Und weiter: „Besonders vermisst habe ich das hohe Innovationstempo und den intensiven Austausch mit Entwickler:innen. Sie schaffen mit ihren Ideen nicht nur neue Produkte, Unternehmen und Geschäftsmodelle, sondern gestalten zunehmend auch unsere Wirtschaft und Gesellschaft. Genau dieses Umfeld, diese Denkweise und die Möglichkeit, gemeinsam etwas zu bewegen, begeistern mich an meiner neuen Aufgabe bei Celum.“

„Everybody is in Sales“

Kaslatters Leitgedanke lautet: „Everybody is in Sales.“ Damit sei jedoch nicht gemeint, dass jede und jeder im klassischen Sinne im Vertrieb tätig sein muss. Vielmehr trage jede Funktion im Unternehmen dazu bei, Mehrwert für die Kundinnen und Kunden zu schaffen. Diese gemeinsame Verantwortung für den Kundenerfolg und eine konsequente Marktorientierung möchte er bei Celum weiter stärken. Deshalb sollen die Bereiche Vertrieb, Marketing, Customer Success, Produktentwicklung und Organisation künftig noch enger auf die gemeinsamen Wachstumsziele ausgerichtet werden.

„Mark Kaslatter verbindet tiefes Technologieverständnis mit ausgeprägter Vertriebskompetenz und echter unternehmerischer Erfahrung“, kommentiert Michael J. Kräftner, Gründer von Celum, die neue Personalie. „Mit Mark gewinnt Celum einen CEO, der die Verantwortung mit einem klaren Fokus auf Kunden und Markt übernimmt. Die neue Rollenverteilung ermöglicht es mir gleichzeitig, noch stärker in den Bereichen Produktstrategie und technologische Innovation aktiv zu werden. Es war für mich immer klar, dass Celum ab einer bestimmten Größe jemanden als CEO haben wird, der viel mehr auf Wachstum und Organisation wirken kann als ich. So holen wir also zusätzliche unternehmerische und vertriebliche Expertise in die Führung und verbinden Kontinuität mit frischem unternehmerischem Drive.“

Knapp 20 Mio.-Euro Umsatz

Als Chief Vision Officer soll Kräftner die langfristige Produktvision weiter vorantreiben.
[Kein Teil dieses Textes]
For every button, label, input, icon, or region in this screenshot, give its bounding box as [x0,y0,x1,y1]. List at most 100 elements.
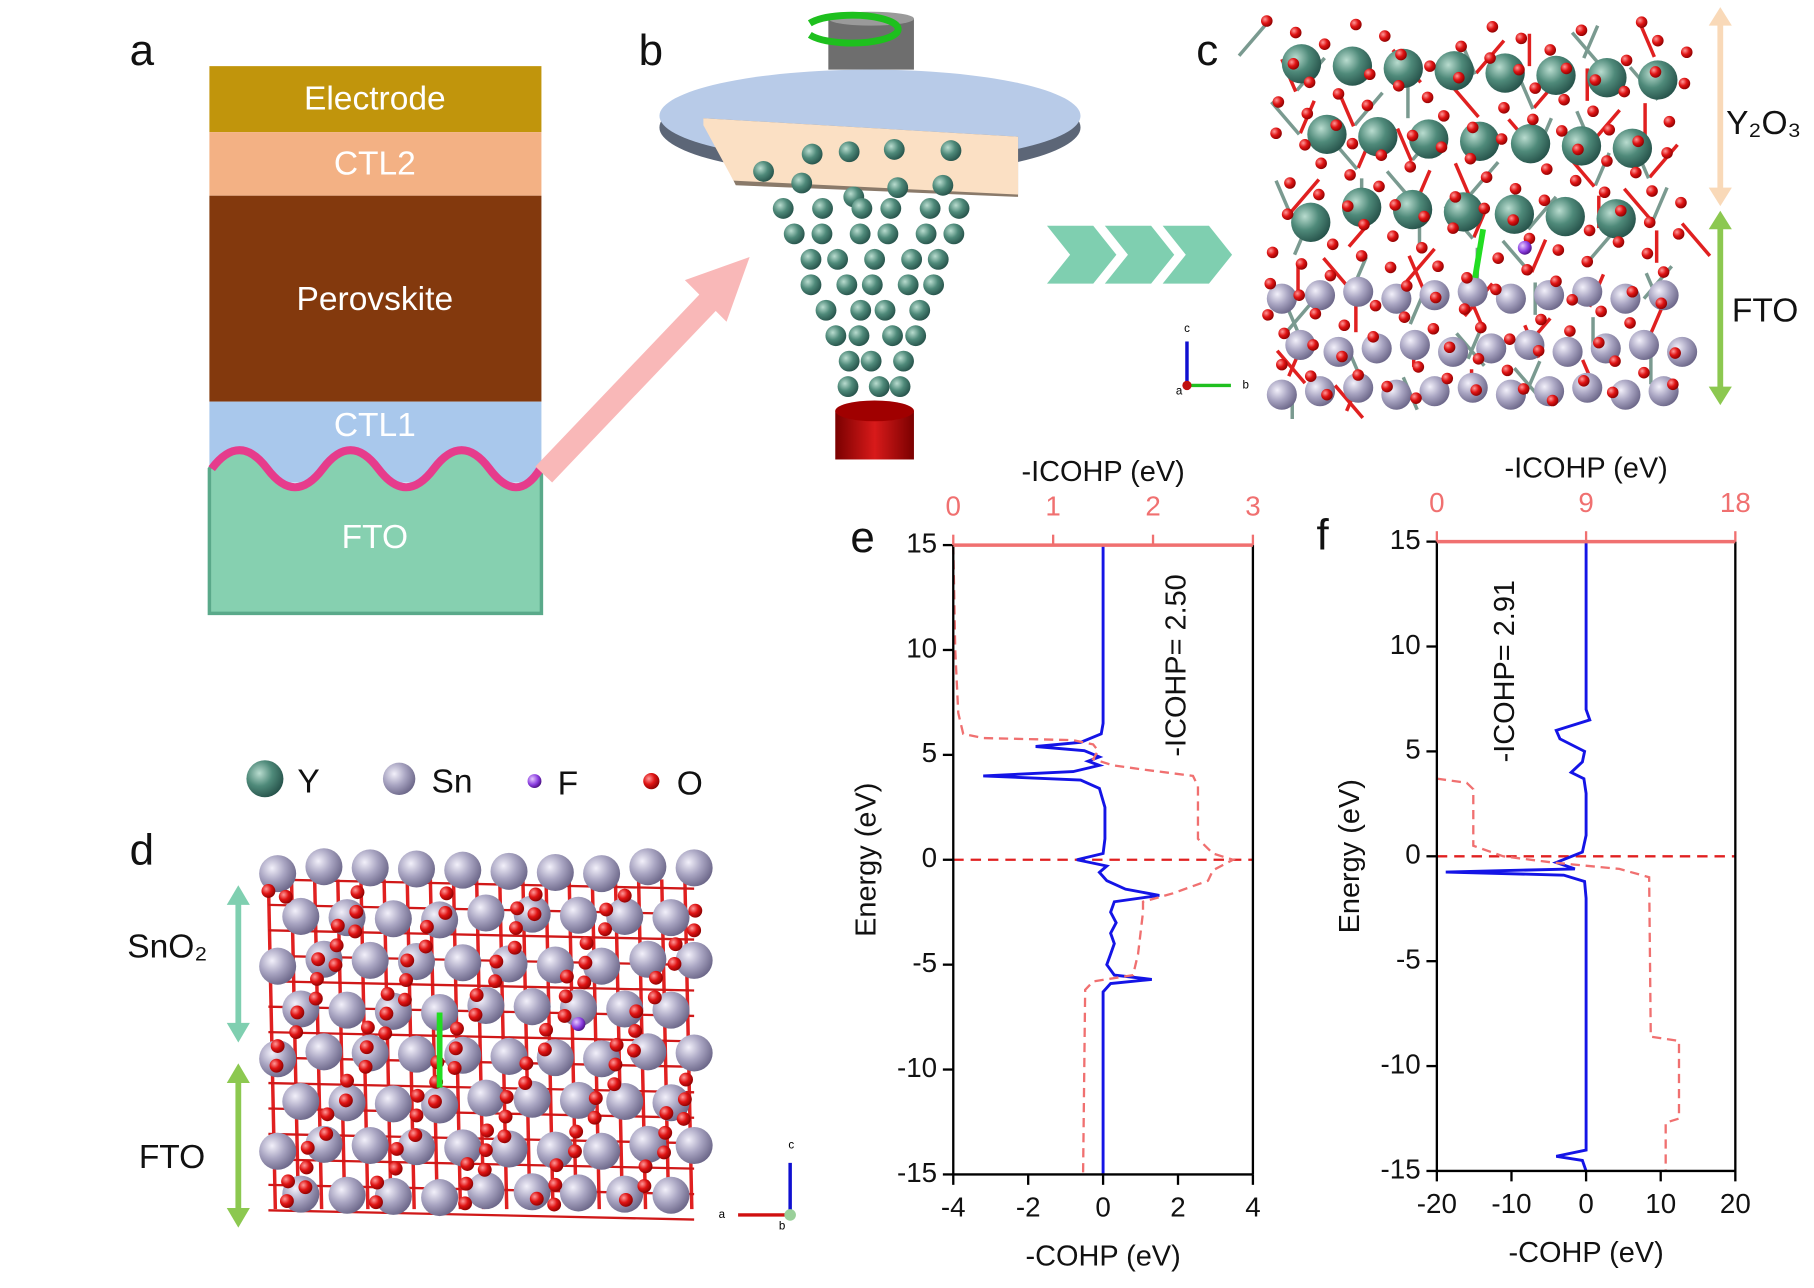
atom-sn [606,897,644,935]
atom-o [547,1197,562,1212]
bond [268,878,695,890]
atom-y [1638,60,1678,100]
atom-o [659,1106,674,1121]
bond [336,879,347,1210]
atom-o [1470,384,1482,396]
y-tick-label: -15 [897,1157,937,1188]
atom-o [1262,309,1274,321]
atom-o [1261,15,1273,27]
bond [1530,238,1548,273]
x2-tick-label: 0 [1429,487,1444,518]
panel-label: e [850,513,874,562]
bond [1453,162,1471,197]
x-tick-label: 0 [1095,1191,1110,1222]
atom-o [1630,166,1642,179]
atom-o [1609,355,1621,367]
atom-o [1398,311,1411,323]
atom-o [1498,101,1510,114]
atom-o [1517,383,1530,395]
atom-o [358,1059,373,1074]
atom-y [1494,194,1535,234]
atom-o [578,955,593,970]
atom-o [290,1005,305,1020]
atom-o [559,969,574,984]
atom-sn [259,855,297,893]
atom-o [518,1076,533,1090]
atom-sn [513,988,551,1026]
atom-o [1556,125,1568,137]
y-tick-label: 15 [1390,524,1421,555]
atom-o [497,1129,512,1144]
atom-y [1332,46,1373,86]
particle [825,325,847,347]
atom-o [598,922,612,937]
y-axis-label: Energy (eV) [850,783,882,937]
particle [901,248,923,270]
atom-sn [629,848,667,886]
atom-o [1503,333,1516,345]
atom-sn [467,1079,505,1117]
atom-sn [1381,283,1412,314]
atom-o [1303,76,1316,89]
atom-sn [1304,280,1336,311]
atom-o [1352,369,1364,381]
atom-sn [1572,276,1603,307]
atom-o [1455,40,1467,53]
particle [848,325,870,347]
particle [883,139,905,160]
arrow-head [226,885,250,905]
bond [1622,187,1654,223]
bond [1648,143,1679,179]
atom-o [320,1107,335,1122]
layer-label: Electrode [304,81,446,118]
atom-o [537,1042,552,1057]
series-line [1436,777,1681,1171]
atom-sn [1266,283,1297,314]
layer-label: FTO [139,1139,205,1176]
atom-sn [444,944,482,982]
atom-o [608,1057,623,1072]
atom-o [319,1127,334,1141]
x-tick-label: 20 [1720,1188,1751,1219]
atom-o [1486,21,1499,33]
atom-o [1667,378,1679,391]
atom-o [1458,303,1471,315]
atom-y [1358,117,1398,157]
chevron [1104,225,1175,284]
atom-sn [467,1172,505,1210]
atom-o [329,938,344,953]
axis-label: b [1242,379,1248,391]
atom-o [507,940,522,955]
atom-o [1387,230,1399,242]
atom-sn [259,1040,297,1078]
atom-o [379,1006,394,1021]
atom-sn [351,849,389,887]
atom-o [298,1180,313,1195]
atom-o [1381,380,1393,393]
atom-o [338,1093,353,1108]
atom-sn [583,855,621,893]
atom-o [1400,280,1413,292]
atom-o [529,1191,544,1206]
x-tick-label: -2 [1016,1191,1041,1222]
atom-o [617,888,632,903]
atom-o [400,953,415,968]
y-tick-label: 5 [922,737,937,768]
atom-sn [328,1176,366,1214]
atom-o [1307,339,1319,351]
particle [837,376,859,398]
atom-o [1535,313,1547,326]
atom-o [1566,294,1578,306]
atom-o [311,952,326,967]
atom-o [1304,370,1317,382]
atom-o [599,902,614,917]
atom-o [1326,238,1339,251]
atom-o [1384,261,1397,274]
atom-o [380,987,395,1001]
x2-tick-label: 0 [946,490,961,521]
atom-o [1641,247,1654,260]
atom-o [1318,38,1331,50]
y-tick-label: -10 [897,1052,937,1083]
atom-o [498,1109,513,1124]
Ein Schwerpunkt liegt dabei auf der Weiterentwicklung des Produktportfolios vor dem Hintergrund tiefgreifender Veränderungen durch Künstliche Intelligenz, neue Formen der Content-Nutzung und zunehmend automatisierte Content-Prozesse.

Das seit seiner Gründung eigenfinanzierte und unabhängige Softwareunternehmen steigerte seinen Umsatz von 12,5 Millionen Euro im Jahr 2021 auf 19,8 Millionen Euro im Jahr 2025. Heute beschäftigt Celum rund 130 Mitarbeitende aus 23 Nationen an den Standorten Linz, Wien und München.